In 2022, overall export value increased by 19.3% compared to the previous year, while import value rose by 28.2%, leading to a deterioration of the trade balance by €10,216 million, resulting in a deficit of €8,593 million compared to a surplus of €1,623 million a year earlier. The drastic increase in energy and raw material prices last year significantly worsened the terms of trade. The energy balance alone contributed €9,791 million to the deterioration of the trade balance in the previous year.

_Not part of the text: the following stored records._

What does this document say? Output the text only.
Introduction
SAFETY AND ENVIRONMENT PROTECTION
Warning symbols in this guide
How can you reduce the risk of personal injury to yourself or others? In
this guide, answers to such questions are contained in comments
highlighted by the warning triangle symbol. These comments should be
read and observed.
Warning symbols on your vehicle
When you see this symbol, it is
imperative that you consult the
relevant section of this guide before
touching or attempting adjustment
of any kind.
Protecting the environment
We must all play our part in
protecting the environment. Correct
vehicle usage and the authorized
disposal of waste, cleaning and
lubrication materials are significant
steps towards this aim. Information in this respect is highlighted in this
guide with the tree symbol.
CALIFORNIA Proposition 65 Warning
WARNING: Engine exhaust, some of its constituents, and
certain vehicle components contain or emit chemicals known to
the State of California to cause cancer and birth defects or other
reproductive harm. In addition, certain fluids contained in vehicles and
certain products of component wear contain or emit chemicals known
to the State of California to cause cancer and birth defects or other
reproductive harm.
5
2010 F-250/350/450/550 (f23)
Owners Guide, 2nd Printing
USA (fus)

Since the end of last year, energy prices have significantly decreased, leading to improved terms of trade from spring onwards. If energy prices remain at current levels for the rest of the year, the trade balance could improve by around €8.5-9 billion due to the improved terms of trade, making a substantial contribution to the improvement of the current account balance, which can also be influenced by other factors. The improving terms of trade and potentially declining volumes could positively affect the trade balance. The significant decrease in gas consumption has resulted in gas storage levels well above the level of a year ago, reducing the need for import to fill the storage.

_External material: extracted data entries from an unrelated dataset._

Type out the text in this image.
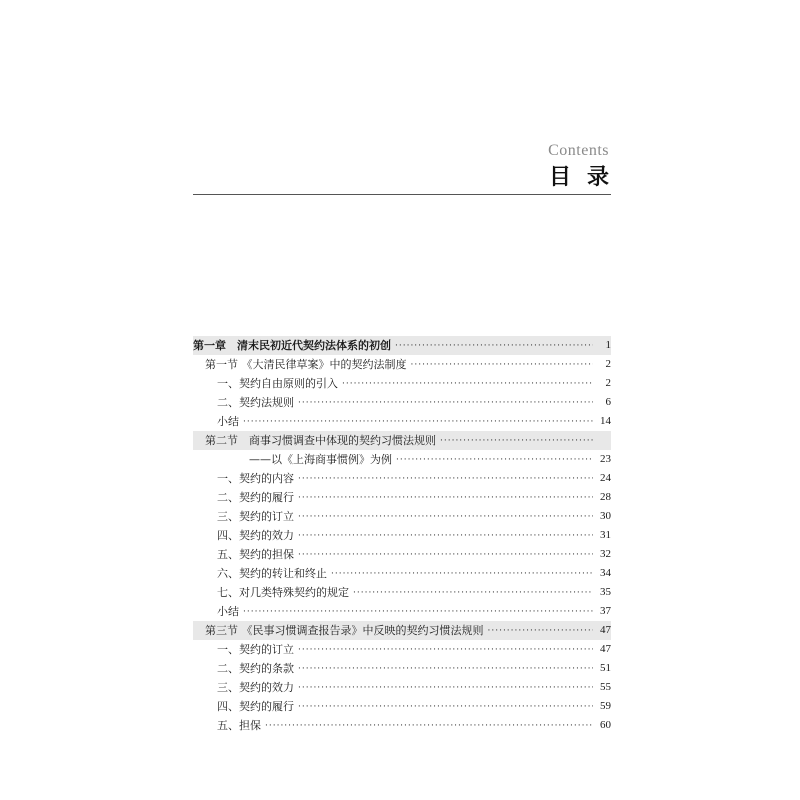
Contents
目录
第一章　清末民初近代契约法体系的初创 ·····	1
第一节 《大清民律草案》中的契约法制度 ·····	2
一、契约自由原则的引入 ·····	2
二、契约法规则 ·····	6
小结 ·····	14
第二节　商事习惯调查中体现的契约习惯法规则
·····
——以《上海商事惯例》为例 ·····	23
一、契约的内容 ·····	24
二、契约的履行 ·····	28
三、契约的订立 ·····	30
四、契约的效力 ·····	31
五、契约的担保 ·····	32
六、契约的转让和终止 ·····	34
七、对几类特殊契约的规定 ·····	35
小结 ·····	37
第三节 《民事习惯调查报告录》中反映的契约习惯法规则 ·····	47
一、契约的订立 ·····	47
二、契约的条款 ·····	51
三、契约的效力 ·····	55
四、契约的履行 ·····	59
五、担保 ·····	60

Fuel consumption has also shown a steep decline, which could significantly reduce crude oil and oil derivative imports. Electricity consumption has also decreased significantly, but the expansion of solar energy could help reduce the volume of net electricity imports. In recent months, solar power plants have reached historical peaks, and on some days, the Hungarian electricity system has become a net exporter, which could substantially decrease net electricity imports.
Outlook:
Due to the slowdown and temporary decline in investments and consumption, as well as the expected significant improvement in terms of trade, a meaningful improvement in the trade balance is expected, supported by the easing of supply problems, the resolution of the chip shortage, and the introduction of new production capacities through export improvement. However, uncertainties remain regarding energy price forecasts and unexpected volatility, but with the establishment of new industrial capacities in the coming years, the trade balance is expected to improve again. This year, the trade surplus may reach €1 billion, compared to a deficit of nearly €8.6 billion the previous year, although this figure may further improve if energy prices remain favorable. The improvement in external balance is crucial for risk assessment and potential further interest rate cuts, allowing for gradual reductions in the overnight deposit tender rate. The improving external balance can provide support to the forint, offsetting the impact of interest rate cuts.